Although Ro25–6981 is selective for GluN2B-containing NMDARs over non-GluN2B-containing NMDARs, this compound acts on a number of off-target sites also implicated in depression, including serotonin and norepinephrine transporters.[11] Thus, we sought to determine specific neural circuits where GluN2B-NMDARs influence antidepressant action by utilizing a mouse line harboring floxed Grin2b alleles[5] in concert with stereotaxic delivery of lentiviral Cre recombinase (LV-Cre) to knock down GluN2B expression within the BNST. This GluN2B-floxed line has been used in previous studies by our lab and, when crossed with mice expressing tetO-Cre under the CaMKII promoter, demonstrated 80% reduction in GluN2B levels in the BNST as assessed by western blot.[5] Lentiviral GFP (LV-GFP) was injected as a control as previously described (Figure 1b),[12] and the functionality of Cre recombinase was confirmed through LV-Cre injection into the BNST of the Ai9tomato reporter mouse line (data not shown). LV-Cre-injected animals displayed a significant decrease in NIH latency compared to LV-GFP controls (t(45)=2.44, P=0.0186; Figure 1c), mirroring ketamine- or Ro25–6981-treated animals. No difference in total consumption in the NIH test or anxiety-like behavior as measured by the EZM was observed (Supplementary Figure 1). It is interesting to note that when GluN2B knockdown in this floxed line is limited to corticohippocampal regions, with no deficit in amygdalar GluN2B expression, no impairment in affective behavior is observed.[8] This indicates that the behavioral phenotype observed in the study outlined here is regionally specific for GluN2B within the BNST.
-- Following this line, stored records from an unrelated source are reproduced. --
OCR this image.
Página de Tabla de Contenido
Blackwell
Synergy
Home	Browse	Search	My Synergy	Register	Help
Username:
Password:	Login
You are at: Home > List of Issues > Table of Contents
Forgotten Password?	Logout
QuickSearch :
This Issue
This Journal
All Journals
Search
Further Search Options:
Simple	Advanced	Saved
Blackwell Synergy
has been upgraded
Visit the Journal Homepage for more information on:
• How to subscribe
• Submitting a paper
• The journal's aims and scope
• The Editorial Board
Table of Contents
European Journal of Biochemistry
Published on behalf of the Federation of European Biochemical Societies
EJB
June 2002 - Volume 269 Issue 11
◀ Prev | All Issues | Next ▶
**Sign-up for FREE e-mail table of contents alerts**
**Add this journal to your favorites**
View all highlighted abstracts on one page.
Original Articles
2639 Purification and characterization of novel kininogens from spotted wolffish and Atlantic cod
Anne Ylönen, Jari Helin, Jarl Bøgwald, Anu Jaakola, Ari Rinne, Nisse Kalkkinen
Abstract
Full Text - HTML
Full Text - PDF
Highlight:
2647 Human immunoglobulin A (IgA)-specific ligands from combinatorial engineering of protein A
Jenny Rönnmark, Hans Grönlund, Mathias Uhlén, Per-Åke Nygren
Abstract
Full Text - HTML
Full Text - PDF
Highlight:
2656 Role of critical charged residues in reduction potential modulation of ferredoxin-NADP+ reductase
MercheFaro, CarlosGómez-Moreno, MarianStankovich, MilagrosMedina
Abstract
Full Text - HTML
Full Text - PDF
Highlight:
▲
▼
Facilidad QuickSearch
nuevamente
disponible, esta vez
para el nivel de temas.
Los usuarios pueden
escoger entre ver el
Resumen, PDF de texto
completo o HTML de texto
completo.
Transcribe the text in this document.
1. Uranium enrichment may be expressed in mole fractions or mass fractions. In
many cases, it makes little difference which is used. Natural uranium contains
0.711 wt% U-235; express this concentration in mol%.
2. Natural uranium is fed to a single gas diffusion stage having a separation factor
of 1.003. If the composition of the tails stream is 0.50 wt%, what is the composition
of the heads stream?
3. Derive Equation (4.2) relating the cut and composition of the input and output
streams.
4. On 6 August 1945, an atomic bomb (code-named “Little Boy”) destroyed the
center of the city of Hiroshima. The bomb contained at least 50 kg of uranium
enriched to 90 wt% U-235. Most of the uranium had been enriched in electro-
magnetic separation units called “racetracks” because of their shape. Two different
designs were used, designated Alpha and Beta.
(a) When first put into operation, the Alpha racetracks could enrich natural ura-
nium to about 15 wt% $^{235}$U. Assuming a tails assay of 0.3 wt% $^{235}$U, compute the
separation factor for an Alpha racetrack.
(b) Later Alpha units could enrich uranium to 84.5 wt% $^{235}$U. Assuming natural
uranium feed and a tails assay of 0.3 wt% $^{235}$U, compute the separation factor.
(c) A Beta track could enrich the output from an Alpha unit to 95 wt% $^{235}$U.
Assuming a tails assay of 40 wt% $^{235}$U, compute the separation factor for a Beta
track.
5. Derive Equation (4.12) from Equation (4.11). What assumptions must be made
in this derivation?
To control for potential nonspecific actions of the LV-Cre, we performed a parallel study using LV-Cre and LV-GFP injection in a previously described floxed glucocorticoid receptor (GRfl/fl) line. In these studies, LV-Cre-injected GRfl/fl mice performed similarly to LV-GFP-injected mice (Figure 1d). These data indicate that knockdown of GluN2B from the BNST, not nonspecific actions of LV-Cre administration, reduced negative affective behavior.

Taken together, these data indicate that GluN2B-containing NMDARs within the BNST play an important role in regulating depression. Further, our pharmacological data demonstrate that ketamine and Ro25–6981 exert antidepressant-like effects in the NIH paradigm without need of prior stress exposure. Future studies will aim to elucidate the mechanism by which GluN2B blockade in the BNST exerts antidepressant-like effects, and determine if direct pharmacological inhibition of GluN2B within the BNST through cannulated injection of ketamine or Ro25–6981 is able to recapitulate the behavioral effects observed with systemic administration.